FlexTraj: Image-to-Video Generation with Flexible Point Trajectory Control

Conference: CVPR 2026
Paper: CVF Open Access
Code: Project Page
Area: Video Generation
Keywords: Image-to-Video Generation, Trajectory Control, Point Trajectory Representation, Sequence Concatenation Conditioning, Annealing Training

TL;DR

FlexTraj introduces a unified point trajectory representation incorporating trajectory IDs, segmentation IDs, and optional colors. Combined with "efficient sequence concatenation" for condition injection and a "density-alignment annealing" training curriculum, it enables a single image-to-video model to simultaneously support multi-granularity trajectory control—including dense, spatially sparse, temporally sparse, and even unaligned trajectories. FlexTraj achieves significantly lower trajectory errors and higher video quality than existing specialized methods on DAVIS and FlexBench.

Background & Motivation

Background: Diffusion video generation models (e.g., Sora, CogVideoX, Wan) have achieved exceptional visual quality, but "controllability" remains an open challenge. To allow users to specify motion, prior works have introduced various conditioning signals, such as depth maps, edges, boxes, masks, and human poses. However, these signals correspond to a single control granularity. Point trajectories are naturally different: by adjusting the sampling density, they can slide continuously between "dense down to every pixel" and "sparse to a few drag points," making them theoretically the ideal medium for unifying various control granularities.
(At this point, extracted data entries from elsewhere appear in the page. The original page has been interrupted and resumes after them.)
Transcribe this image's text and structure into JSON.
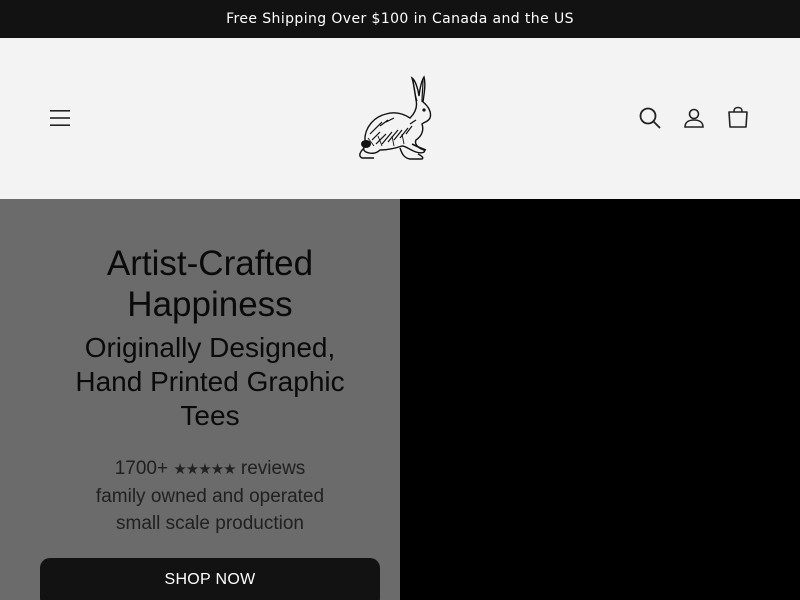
{
  "announcement": {
    "text": "Free Shipping Over $100 in Canada and the US"
  },
  "header": {
    "menu_icon": "hamburger-menu-icon",
    "logo": "rabbit-illustration-logo",
    "icons": [
      "search-icon",
      "account-icon",
      "cart-icon"
    ]
  },
  "hero": {
    "title_line1": "Artist-Crafted",
    "title_line2": "Happiness",
    "subtitle_line1": "Originally Designed,",
    "subtitle_line2": "Hand Printed Graphic",
    "subtitle_line3": "Tees",
    "reviews_count": "1700+",
    "reviews_stars": "★★★★★",
    "reviews_label": "reviews",
    "line2": "family owned and operated",
    "line3": "small scale production",
    "cta_label": "SHOP NOW"
  },
  "colors": {
    "announcement_bg": "#121212",
    "header_bg": "#f3f3f3",
    "hero_left_bg": "#6b6b6b",
    "hero_right_bg": "#000000",
    "button_bg": "#121212"
  }
}
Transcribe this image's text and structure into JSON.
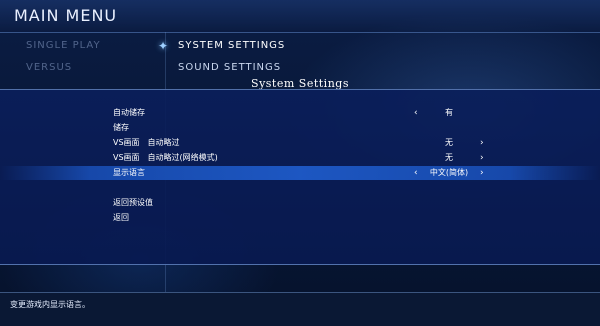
{
  "header": {
    "title": "MAIN MENU"
  },
  "left_menu": [
    "SINGLE PLAY",
    "VERSUS"
  ],
  "sub_menu": {
    "selected": "SYSTEM SETTINGS",
    "items": [
      "SOUND SETTINGS"
    ]
  },
  "dialog": {
    "title": "System Settings",
    "rows": [
      {
        "label": "自动储存",
        "value": "有",
        "left_arrow": "‹",
        "right_arrow": ""
      },
      {
        "label": "储存",
        "value": "",
        "left_arrow": "",
        "right_arrow": ""
      },
      {
        "label": "VS画面　自动略过",
        "value": "无",
        "left_arrow": "",
        "right_arrow": "›"
      },
      {
        "label": "VS画面　自动略过(网络模式)",
        "value": "无",
        "left_arrow": "",
        "right_arrow": "›"
      },
      {
        "label": "显示语言",
        "value": "中文(简体)",
        "left_arrow": "‹",
        "right_arrow": "›"
      },
      {
        "label": "返回预设值",
        "value": "",
        "left_arrow": "",
        "right_arrow": ""
      },
      {
        "label": "返回",
        "value": "",
        "left_arrow": "",
        "right_arrow": ""
      }
    ]
  },
  "footer": {
    "help_text": "变更游戏内显示语言。"
  },
  "colors": {
    "background": "#061433",
    "highlight": "#1e5ac8",
    "text": "#ffffff"
  }
}
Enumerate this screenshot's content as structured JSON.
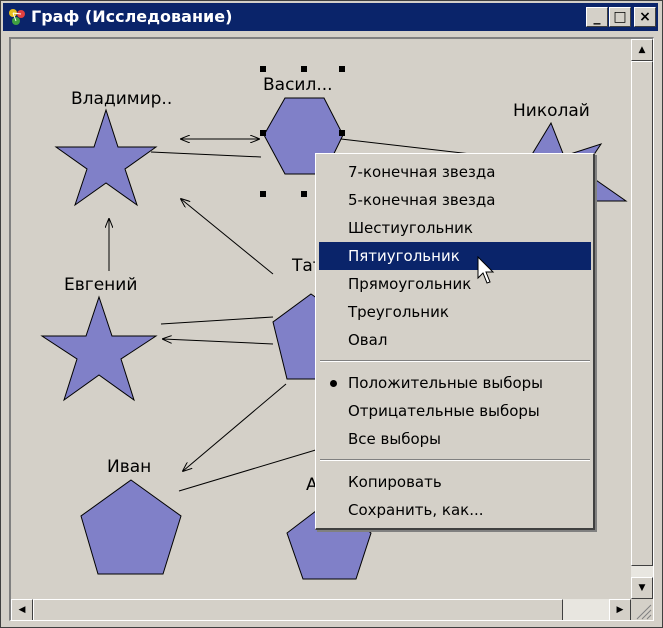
{
  "window": {
    "title": "Граф (Исследование)",
    "buttons": {
      "minimize": "_",
      "maximize": "□",
      "close": "×"
    }
  },
  "graph": {
    "nodes": [
      {
        "label": "Владимир..",
        "shape": "5-point-star",
        "selected": false
      },
      {
        "label": "Васил...",
        "shape": "hexagon",
        "selected": true
      },
      {
        "label": "Николай",
        "shape": "7-point-star",
        "selected": false
      },
      {
        "label": "Евгений",
        "shape": "5-point-star",
        "selected": false
      },
      {
        "label": "Тат",
        "shape": "pentagon",
        "selected": false
      },
      {
        "label": "Иван",
        "shape": "pentagon",
        "selected": false
      },
      {
        "label": "А",
        "shape": "pentagon",
        "selected": false
      }
    ],
    "colors": {
      "fill": "#8080c8",
      "stroke": "#000000",
      "background": "#d4d0c8"
    }
  },
  "context_menu": {
    "shape_items": [
      "7-конечная звезда",
      "5-конечная звезда",
      "Шестиугольник",
      "Пятиугольник",
      "Прямоугольник",
      "Треугольник",
      "Овал"
    ],
    "highlighted": "Пятиугольник",
    "choice_items": [
      "Положительные выборы",
      "Отрицательные выборы",
      "Все выборы"
    ],
    "checked": "Положительные выборы",
    "action_items": [
      "Копировать",
      "Сохранить, как..."
    ],
    "highlight_color": "#0a246a"
  },
  "scrollbars": {
    "vertical": true,
    "horizontal": true
  }
}
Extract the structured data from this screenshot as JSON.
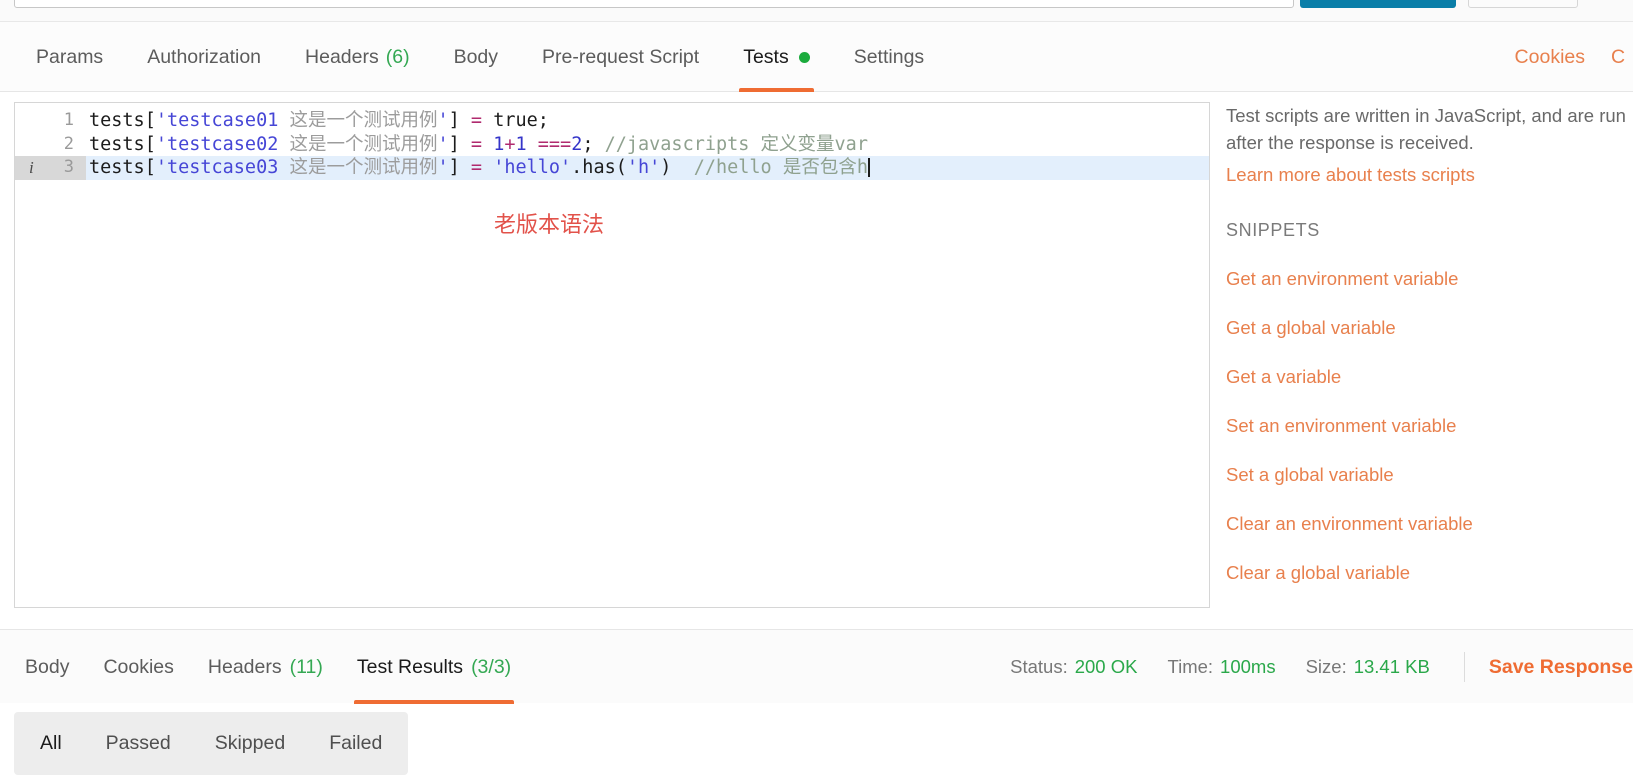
{
  "request_tabs": [
    {
      "label": "Params",
      "active": false,
      "count": "",
      "dot": false
    },
    {
      "label": "Authorization",
      "active": false,
      "count": "",
      "dot": false
    },
    {
      "label": "Headers",
      "active": false,
      "count": "(6)",
      "dot": false
    },
    {
      "label": "Body",
      "active": false,
      "count": "",
      "dot": false
    },
    {
      "label": "Pre-request Script",
      "active": false,
      "count": "",
      "dot": false
    },
    {
      "label": "Tests",
      "active": true,
      "count": "",
      "dot": true
    },
    {
      "label": "Settings",
      "active": false,
      "count": "",
      "dot": false
    }
  ],
  "cookies_link": "Cookies",
  "cookies_cut": "C",
  "editor": {
    "lines": [
      {
        "number": "1",
        "active": false,
        "info_icon": "",
        "tokens": [
          {
            "text": "tests[",
            "cls": "t-plain"
          },
          {
            "text": "'testcase01 ",
            "cls": "t-str"
          },
          {
            "text": "这是一个测试用例",
            "cls": "t-cjk"
          },
          {
            "text": "'",
            "cls": "t-str"
          },
          {
            "text": "] ",
            "cls": "t-plain"
          },
          {
            "text": "=",
            "cls": "t-op"
          },
          {
            "text": " true;",
            "cls": "t-kw"
          }
        ]
      },
      {
        "number": "2",
        "active": false,
        "info_icon": "",
        "tokens": [
          {
            "text": "tests[",
            "cls": "t-plain"
          },
          {
            "text": "'testcase02 ",
            "cls": "t-str"
          },
          {
            "text": "这是一个测试用例",
            "cls": "t-cjk"
          },
          {
            "text": "'",
            "cls": "t-str"
          },
          {
            "text": "] ",
            "cls": "t-plain"
          },
          {
            "text": "=",
            "cls": "t-op"
          },
          {
            "text": " 1",
            "cls": "t-num"
          },
          {
            "text": "+",
            "cls": "t-op"
          },
          {
            "text": "1 ",
            "cls": "t-num"
          },
          {
            "text": "===",
            "cls": "t-op"
          },
          {
            "text": "2",
            "cls": "t-num"
          },
          {
            "text": "; ",
            "cls": "t-plain"
          },
          {
            "text": "//javascripts 定义变量var",
            "cls": "t-comment"
          }
        ]
      },
      {
        "number": "3",
        "active": true,
        "info_icon": "i",
        "tokens": [
          {
            "text": "tests[",
            "cls": "t-plain"
          },
          {
            "text": "'testcase03 ",
            "cls": "t-str"
          },
          {
            "text": "这是一个测试用例",
            "cls": "t-cjk"
          },
          {
            "text": "'",
            "cls": "t-str"
          },
          {
            "text": "] ",
            "cls": "t-plain"
          },
          {
            "text": "=",
            "cls": "t-op"
          },
          {
            "text": " ",
            "cls": "t-plain"
          },
          {
            "text": "'hello'",
            "cls": "t-str"
          },
          {
            "text": ".has(",
            "cls": "t-plain"
          },
          {
            "text": "'h'",
            "cls": "t-str"
          },
          {
            "text": ")  ",
            "cls": "t-plain"
          },
          {
            "text": "//hello 是否包含h",
            "cls": "t-comment"
          }
        ]
      }
    ],
    "annotation": "老版本语法"
  },
  "help": {
    "description": "Test scripts are written in JavaScript, and are run after the response is received.",
    "learn_more": "Learn more about tests scripts",
    "snippets_title": "SNIPPETS",
    "snippets": [
      "Get an environment variable",
      "Get a global variable",
      "Get a variable",
      "Set an environment variable",
      "Set a global variable",
      "Clear an environment variable",
      "Clear a global variable"
    ]
  },
  "response": {
    "tabs": [
      {
        "label": "Body",
        "count": "",
        "active": false
      },
      {
        "label": "Cookies",
        "count": "",
        "active": false
      },
      {
        "label": "Headers",
        "count": "(11)",
        "active": false
      },
      {
        "label": "Test Results",
        "count": "(3/3)",
        "active": true
      }
    ],
    "status_label": "Status:",
    "status_value": "200 OK",
    "time_label": "Time:",
    "time_value": "100ms",
    "size_label": "Size:",
    "size_value": "13.41 KB",
    "save_response": "Save Response",
    "filters": [
      {
        "label": "All",
        "active": true
      },
      {
        "label": "Passed",
        "active": false
      },
      {
        "label": "Skipped",
        "active": false
      },
      {
        "label": "Failed",
        "active": false
      }
    ]
  },
  "colors": {
    "accent": "#ef6c33",
    "link": "#e8804d",
    "success": "#2aa84a",
    "count": "#34a853",
    "active_line": "#e3effc",
    "annotation": "#e2524a",
    "send_button": "#0a7ea8"
  }
}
Limitations of Prior Work: Unfortunately, this potential has not been fully realized. Most point trajectory methods (such as DragNuwa, ToRA) only handle 2D drags; the few that extend to 3D can only choose one or the other—either supporting only sparse (LeviTor) or only dense (DAS) trajectories. The recent Motion Prompting attempts to unify sparse and dense control by using manual templates to "densify" sparse signals during inference. However, these templates are hand-designed, and the model itself is not trained under diverse conditions, which limits both accuracy and flexibility. More critically, almost all methods assume that the input motion is strictly structurally aligned with the first frame. Once the user-provided motion comes from another character or a rough set of cubes (CG scenes), these methods fail completely.

Key Challenge: For a single model to simultaneously learn "dense and aligned" control (highly deterministic, ensuring fast convergence) and "sparse and unaligned" control (highly flexible, with a large parameter search space), these two requirements pull in opposite directions. Simply mixing various tasks randomly during training leads the model to oscillate between contradictory supervisory signals, resulting in poor convergence.

Goal: To build a truly "multi-granularity + alignment-free" unified trajectory control framework that covers all tasks (dense, spatially sparse, temporally sparse, and unaligned) that prior works could only address individually.

Key Insight: The authors decompose this into three sub-problems: (1) finding a sufficiently expressive point representation that maintains temporal correspondence and accommodates newly appearing points; (2) finding a conditioning injection method on the DiT backbone that is both controllable and tolerant of non-alignment while remaining computationally efficient; and (3) designing a training curriculum that allows a single model to stably learn all granularities.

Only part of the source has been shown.